Massengräber, Tote auf den Straßen, zerstörte Gebäude – vor einem Jahr wurde der Ort Butscha zum Symbol des Grauens im Ukrainekrieg. Wie geht es den Menschen heute?

Die Hand von Mykhailyna Skoryk-Shakarivska zittert ein wenig, als sie auf ihrem Handy den kurzen Videoausschnitt zeigt, der vor knapp einem Jahr um die Welt ging. Acht Männer mit verbundenen Augen werden in einer Reihe von zwei Soldaten mit Maschinengewehren über eine Straße getrieben.

Die Männer laufen gebückt, eine Hand am Kopf, die andere am Vordermann. „Beweg dich, du Hund“, ruft einer der Soldaten auf Russisch, dann überqueren sie die Straße und gelangen auf einen Vorplatz. Das Video endet.

Genau dort steht Skoryk-Shakarivska nun mit ernster Miene und zittriger Hand. Der Wind pfeift, es ist stechend kalt. Ein paar Autos stehen im Hof, auf den Stufen zu dem grauen Plattenbau mit weißen Vorhängen haben sich rund 40 Menschen mit Blumen versammelt. Ein Priester hält eine kurze Rede, ein paar Zuhörer halten sich an den Händen, es fließen Tränen.

Mykhailyna Skoryk-Shakarivska zeigt das Video aus Butscha, das um die Welt ging.
Mykhailyna Skoryk-Shakarivska zeigt das Video aus Butscha, das um die Welt ging.

© Felix Hackenbruch

Genau ein Jahr ist es her, dass die acht Männer mit verbundenen Augen auf diesem Hof in Butscha erschossen wurden. Sie alle, so finden Reporter der „New York Times“ später heraus, waren Zivilisten. Ehemänner, Väter, einfache Arbeiter. Ihre Leichen lassen die russischen Soldaten liegen. Erst als die ukrainische Armee den Kiewer Vorort einen Monat später befreit, werden sie geborgen und beerdigt.

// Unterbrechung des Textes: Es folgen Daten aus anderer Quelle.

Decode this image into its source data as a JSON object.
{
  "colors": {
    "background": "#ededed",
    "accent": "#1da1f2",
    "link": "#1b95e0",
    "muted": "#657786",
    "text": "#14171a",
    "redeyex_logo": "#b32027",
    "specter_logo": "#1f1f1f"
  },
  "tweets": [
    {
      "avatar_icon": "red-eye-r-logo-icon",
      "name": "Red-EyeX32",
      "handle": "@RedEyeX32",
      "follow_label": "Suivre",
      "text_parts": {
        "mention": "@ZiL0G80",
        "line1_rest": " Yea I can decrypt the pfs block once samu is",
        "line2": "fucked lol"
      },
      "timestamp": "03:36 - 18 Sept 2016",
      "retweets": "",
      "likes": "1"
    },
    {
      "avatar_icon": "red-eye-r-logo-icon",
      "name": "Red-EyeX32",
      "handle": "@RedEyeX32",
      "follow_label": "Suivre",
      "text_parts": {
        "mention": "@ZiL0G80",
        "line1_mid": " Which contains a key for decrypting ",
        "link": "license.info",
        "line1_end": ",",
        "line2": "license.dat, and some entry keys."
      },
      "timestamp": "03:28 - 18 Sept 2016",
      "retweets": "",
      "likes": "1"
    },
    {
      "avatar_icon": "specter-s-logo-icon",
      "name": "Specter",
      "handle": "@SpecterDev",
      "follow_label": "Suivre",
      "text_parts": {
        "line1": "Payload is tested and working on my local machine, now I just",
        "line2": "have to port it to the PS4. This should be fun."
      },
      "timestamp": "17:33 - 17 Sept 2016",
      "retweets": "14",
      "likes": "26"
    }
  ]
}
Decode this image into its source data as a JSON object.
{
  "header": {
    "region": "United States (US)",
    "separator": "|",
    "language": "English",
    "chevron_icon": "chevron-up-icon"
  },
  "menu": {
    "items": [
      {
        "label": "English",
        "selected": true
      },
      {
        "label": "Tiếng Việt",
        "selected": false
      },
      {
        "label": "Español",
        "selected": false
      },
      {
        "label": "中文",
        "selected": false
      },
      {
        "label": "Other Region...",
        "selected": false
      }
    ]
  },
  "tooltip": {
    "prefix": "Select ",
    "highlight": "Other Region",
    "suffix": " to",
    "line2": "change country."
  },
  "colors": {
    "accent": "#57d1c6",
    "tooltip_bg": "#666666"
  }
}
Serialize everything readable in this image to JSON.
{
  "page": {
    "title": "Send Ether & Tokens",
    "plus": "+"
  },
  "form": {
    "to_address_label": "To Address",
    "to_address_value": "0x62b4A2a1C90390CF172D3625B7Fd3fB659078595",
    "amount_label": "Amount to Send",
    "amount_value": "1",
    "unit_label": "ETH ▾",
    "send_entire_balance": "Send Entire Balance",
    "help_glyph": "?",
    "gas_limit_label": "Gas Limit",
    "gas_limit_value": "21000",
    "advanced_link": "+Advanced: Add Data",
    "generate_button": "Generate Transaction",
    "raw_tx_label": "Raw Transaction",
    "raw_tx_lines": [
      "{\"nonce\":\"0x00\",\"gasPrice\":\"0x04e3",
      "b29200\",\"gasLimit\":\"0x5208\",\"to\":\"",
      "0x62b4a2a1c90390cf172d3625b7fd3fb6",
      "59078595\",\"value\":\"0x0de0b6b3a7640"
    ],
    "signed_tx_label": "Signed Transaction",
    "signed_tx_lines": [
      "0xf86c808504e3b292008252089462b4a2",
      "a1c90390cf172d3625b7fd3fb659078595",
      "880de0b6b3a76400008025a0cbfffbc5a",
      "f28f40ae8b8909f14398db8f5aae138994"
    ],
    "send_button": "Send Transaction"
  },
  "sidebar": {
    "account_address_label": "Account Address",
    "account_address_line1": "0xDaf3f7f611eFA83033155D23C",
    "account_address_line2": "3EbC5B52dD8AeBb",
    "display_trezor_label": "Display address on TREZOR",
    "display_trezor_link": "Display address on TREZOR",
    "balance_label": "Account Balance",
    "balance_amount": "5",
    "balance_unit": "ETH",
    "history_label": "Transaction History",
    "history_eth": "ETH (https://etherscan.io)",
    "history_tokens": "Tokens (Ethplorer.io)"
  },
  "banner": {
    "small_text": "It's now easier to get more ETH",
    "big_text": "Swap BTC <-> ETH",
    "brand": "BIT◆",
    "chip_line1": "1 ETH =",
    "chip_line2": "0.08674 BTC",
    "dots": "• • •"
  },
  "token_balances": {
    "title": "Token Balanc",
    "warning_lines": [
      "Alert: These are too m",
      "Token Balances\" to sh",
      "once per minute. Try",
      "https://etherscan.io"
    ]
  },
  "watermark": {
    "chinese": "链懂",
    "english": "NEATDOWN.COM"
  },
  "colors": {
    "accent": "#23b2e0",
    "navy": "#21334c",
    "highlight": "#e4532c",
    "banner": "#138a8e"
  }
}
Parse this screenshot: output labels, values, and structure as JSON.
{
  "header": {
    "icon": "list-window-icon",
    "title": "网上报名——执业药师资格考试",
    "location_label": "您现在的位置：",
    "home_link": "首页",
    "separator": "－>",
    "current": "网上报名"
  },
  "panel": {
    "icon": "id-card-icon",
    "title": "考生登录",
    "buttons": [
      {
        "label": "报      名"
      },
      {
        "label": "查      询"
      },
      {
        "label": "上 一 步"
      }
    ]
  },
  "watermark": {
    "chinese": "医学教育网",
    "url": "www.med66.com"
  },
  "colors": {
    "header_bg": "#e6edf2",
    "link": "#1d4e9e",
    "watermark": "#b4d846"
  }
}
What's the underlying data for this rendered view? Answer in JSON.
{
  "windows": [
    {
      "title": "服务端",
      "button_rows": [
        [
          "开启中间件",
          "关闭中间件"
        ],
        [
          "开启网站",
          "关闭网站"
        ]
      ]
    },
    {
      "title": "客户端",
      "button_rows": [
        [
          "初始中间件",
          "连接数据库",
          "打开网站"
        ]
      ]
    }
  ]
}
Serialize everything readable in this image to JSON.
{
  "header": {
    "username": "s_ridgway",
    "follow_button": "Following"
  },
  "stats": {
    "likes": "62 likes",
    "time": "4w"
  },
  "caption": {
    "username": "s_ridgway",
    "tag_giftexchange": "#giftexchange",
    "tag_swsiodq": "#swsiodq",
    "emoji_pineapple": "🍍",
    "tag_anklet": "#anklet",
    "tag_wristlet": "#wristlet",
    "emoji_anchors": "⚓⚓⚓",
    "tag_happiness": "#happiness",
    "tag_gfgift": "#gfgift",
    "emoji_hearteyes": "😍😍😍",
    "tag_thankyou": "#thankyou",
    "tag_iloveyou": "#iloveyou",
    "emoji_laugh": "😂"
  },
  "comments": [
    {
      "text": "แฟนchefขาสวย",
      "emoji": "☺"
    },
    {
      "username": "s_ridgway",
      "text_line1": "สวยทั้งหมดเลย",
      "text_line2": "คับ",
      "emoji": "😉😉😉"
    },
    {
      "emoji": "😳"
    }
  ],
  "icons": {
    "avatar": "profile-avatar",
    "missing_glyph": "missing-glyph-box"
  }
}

Butscha als Symbol des Grauens

Die Toten auf den Straßen und in Massengräbern sowie die Verwüstung ganzer Straßenzüge machen Butscha zum Symbol des Grauens und der russischen Gewalt gegen die ukrainische Zivilbevölkerung.

„Unser Leben wird nie wieder wie früher sein“, sagt Skoryk-Shakarivska. Die stellvertretende Bürgermeisterin von Butscha erzählt, wie die Kleinstadt früher eine grüne Oase vor der Toren Kiews gewesen sei. Viele junge Familien zogen in den Speckgürtel der Hauptstadt, entflohen der Hektik. Die Stadt wuchs schnell an.

Doch dann beginnt Russland seine Invasion und dringt von Norden schnell bis vor die Stadtgrenze Kiews. Bereits zehn Tage nach Kriegsbeginn erreichen russische Soldaten Butscha – und gehen gnadenlos und brutal vor. Frauen werden vergewaltigt, Passanten wahllos erschossen, auch Kinder finden sich später in den Massengräbern an der St.-Andreas-Kirche.

Insgesamt werden später 419 Tote gefunden, die Spuren davon trugen, dass die Opfer erschossen, gefoltert oder erschlagen worden waren. Skoryk-Shakarivska kann sich in letzter Minute retten. Am Vormittag des 3. März habe sie noch im Rathaus gearbeitet, dann habe sie den Bürgermeister gebeten, fliehen zu dürfen.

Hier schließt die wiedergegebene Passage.